View Single Post
Old 04-07-2009, 11:43 AM   #70
zerospinboson
"Assume a can opener..."
zerospinboson ought to be getting tired of karma fortunes by now.zerospinboson ought to be getting tired of karma fortunes by now.zerospinboson ought to be getting tired of karma fortunes by now.zerospinboson ought to be getting tired of karma fortunes by now.zerospinboson ought to be getting tired of karma fortunes by now.zerospinboson ought to be getting tired of karma fortunes by now.zerospinboson ought to be getting tired of karma fortunes by now.zerospinboson ought to be getting tired of karma fortunes by now.zerospinboson ought to be getting tired of karma fortunes by now.zerospinboson ought to be getting tired of karma fortunes by now.zerospinboson ought to be getting tired of karma fortunes by now.
 
zerospinboson's Avatar
 
Posts: 755
Karma: 1942109
Join Date: Mar 2008
Location: Local Cluster
Device: iLiad v2, DR1000
Quote:
Originally Posted by Gideon View Post
Well, we shouldn't be declaring any particular case right or wrong. We don't know.

But assuming good faith... doesn't hurt.

And yeah.. Bob, people are going to get caught in this (like you, like this customer, etc.) that don't necessarily deserve it. Fortunately, most of us can live without shopping at one particular store.

You can still put stuff on your Kindle as well. Plenty doesn't have DRM already. But yes, it's a mess and that's why DRM is so bad and your further options would be severely limited and Amazon has really been a jerk about this DMCA stuff. I'm not trying to defend it - I think DRM is terrible.
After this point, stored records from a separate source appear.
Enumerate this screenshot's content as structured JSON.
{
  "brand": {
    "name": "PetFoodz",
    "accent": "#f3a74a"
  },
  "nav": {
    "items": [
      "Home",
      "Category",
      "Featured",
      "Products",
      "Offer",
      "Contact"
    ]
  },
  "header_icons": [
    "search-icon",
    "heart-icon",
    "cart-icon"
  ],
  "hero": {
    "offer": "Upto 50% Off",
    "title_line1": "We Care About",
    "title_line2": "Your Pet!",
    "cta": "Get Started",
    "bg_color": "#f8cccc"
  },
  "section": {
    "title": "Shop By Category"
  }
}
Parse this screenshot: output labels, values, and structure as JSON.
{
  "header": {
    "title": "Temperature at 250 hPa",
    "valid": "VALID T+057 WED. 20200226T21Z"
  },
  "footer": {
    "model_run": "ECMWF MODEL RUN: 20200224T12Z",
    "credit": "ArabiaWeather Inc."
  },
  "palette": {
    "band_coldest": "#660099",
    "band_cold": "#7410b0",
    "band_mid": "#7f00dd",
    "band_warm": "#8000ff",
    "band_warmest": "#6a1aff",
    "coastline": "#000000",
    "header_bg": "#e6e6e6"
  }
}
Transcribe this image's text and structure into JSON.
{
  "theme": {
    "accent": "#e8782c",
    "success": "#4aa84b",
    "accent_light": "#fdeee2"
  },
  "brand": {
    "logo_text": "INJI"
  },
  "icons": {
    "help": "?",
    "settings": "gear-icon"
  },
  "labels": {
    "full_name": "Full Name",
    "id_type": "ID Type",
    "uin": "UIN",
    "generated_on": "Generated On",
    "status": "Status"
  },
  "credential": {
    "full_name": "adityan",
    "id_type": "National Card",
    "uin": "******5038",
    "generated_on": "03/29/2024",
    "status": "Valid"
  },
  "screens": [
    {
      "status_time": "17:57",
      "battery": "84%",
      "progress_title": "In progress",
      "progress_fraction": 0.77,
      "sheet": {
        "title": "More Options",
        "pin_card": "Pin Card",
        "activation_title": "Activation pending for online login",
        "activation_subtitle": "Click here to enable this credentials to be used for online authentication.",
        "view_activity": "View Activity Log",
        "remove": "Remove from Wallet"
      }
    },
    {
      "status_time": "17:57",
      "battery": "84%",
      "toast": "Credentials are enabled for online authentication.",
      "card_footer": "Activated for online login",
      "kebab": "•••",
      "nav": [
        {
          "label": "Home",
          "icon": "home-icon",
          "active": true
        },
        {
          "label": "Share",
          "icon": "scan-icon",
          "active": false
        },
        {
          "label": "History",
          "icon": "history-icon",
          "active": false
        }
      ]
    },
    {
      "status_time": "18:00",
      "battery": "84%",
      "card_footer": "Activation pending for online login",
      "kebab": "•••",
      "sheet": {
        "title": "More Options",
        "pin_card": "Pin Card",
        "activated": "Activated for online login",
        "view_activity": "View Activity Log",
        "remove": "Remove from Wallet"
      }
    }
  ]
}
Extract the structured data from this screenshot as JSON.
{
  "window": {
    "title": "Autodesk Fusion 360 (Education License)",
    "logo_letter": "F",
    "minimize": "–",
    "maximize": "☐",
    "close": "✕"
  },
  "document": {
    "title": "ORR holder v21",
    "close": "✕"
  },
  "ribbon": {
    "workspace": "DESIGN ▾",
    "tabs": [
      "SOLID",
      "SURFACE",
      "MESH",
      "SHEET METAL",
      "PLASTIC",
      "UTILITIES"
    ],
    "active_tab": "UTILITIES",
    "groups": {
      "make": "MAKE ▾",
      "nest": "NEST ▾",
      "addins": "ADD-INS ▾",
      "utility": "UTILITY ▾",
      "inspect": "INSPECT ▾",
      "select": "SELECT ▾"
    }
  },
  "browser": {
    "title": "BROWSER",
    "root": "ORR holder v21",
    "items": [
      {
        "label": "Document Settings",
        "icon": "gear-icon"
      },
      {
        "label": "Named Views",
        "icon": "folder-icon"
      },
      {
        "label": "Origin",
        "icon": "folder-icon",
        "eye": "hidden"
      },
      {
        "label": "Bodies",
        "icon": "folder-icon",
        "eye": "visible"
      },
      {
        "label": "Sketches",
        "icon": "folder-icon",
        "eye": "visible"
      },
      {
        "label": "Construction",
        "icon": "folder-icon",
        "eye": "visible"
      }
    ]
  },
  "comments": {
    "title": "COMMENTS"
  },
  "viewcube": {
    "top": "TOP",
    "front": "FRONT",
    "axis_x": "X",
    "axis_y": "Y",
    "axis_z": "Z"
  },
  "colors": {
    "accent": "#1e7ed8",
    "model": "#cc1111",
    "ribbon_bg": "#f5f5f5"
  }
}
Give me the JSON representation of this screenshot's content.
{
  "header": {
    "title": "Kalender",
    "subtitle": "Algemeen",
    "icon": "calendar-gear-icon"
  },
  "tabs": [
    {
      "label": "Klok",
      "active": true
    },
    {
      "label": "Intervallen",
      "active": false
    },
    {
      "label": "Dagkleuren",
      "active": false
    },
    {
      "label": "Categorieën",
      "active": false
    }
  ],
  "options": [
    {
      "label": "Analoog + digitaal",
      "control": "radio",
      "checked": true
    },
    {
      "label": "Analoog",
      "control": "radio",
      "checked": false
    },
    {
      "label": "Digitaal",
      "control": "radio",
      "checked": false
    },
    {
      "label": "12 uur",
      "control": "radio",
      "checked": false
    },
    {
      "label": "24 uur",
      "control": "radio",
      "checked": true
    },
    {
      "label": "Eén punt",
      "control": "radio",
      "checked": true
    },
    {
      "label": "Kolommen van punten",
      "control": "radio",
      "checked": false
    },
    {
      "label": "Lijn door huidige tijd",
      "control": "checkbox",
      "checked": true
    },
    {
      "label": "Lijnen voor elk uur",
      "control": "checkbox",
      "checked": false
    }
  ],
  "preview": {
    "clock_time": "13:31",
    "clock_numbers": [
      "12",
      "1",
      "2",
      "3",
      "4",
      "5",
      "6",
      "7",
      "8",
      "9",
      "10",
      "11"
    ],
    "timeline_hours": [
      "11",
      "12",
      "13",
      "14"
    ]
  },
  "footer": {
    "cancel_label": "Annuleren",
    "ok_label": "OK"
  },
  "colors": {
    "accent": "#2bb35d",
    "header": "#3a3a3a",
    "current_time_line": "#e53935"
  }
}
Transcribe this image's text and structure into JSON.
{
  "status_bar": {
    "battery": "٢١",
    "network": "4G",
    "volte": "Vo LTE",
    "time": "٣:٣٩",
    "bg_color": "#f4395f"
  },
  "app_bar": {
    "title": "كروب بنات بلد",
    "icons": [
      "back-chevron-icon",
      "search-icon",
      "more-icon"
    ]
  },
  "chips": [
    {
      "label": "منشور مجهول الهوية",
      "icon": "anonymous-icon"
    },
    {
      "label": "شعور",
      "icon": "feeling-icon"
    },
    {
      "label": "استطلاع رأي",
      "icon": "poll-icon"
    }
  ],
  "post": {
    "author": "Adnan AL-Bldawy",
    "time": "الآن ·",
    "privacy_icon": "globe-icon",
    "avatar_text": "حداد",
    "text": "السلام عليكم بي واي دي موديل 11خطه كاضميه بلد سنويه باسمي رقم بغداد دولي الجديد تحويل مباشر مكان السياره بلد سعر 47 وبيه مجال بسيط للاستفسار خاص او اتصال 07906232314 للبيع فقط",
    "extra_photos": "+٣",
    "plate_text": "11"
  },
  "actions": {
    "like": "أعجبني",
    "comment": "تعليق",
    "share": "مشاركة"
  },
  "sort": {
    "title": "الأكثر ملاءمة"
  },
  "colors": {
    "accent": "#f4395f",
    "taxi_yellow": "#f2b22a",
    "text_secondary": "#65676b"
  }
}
But the fire and pitchforks attitude some people are taking on isn't exactly becoming, either.
Sure, but revoking access to your Kindle account and, as such, the books you've purchased through it, is analogous to saying "we're no longer accepting you as a customer, and we require you to return any items bought from our store to us without giving you a refund for them.
Preempting the "you're really buying a licence" argument, you had no expectation that that clause would ever be invoked, nor has that clause been tested to see if it actually holds up in court. EULAs are nice, but their legality and reach only goes so far (although they seem to go further in the US than they do in Europe).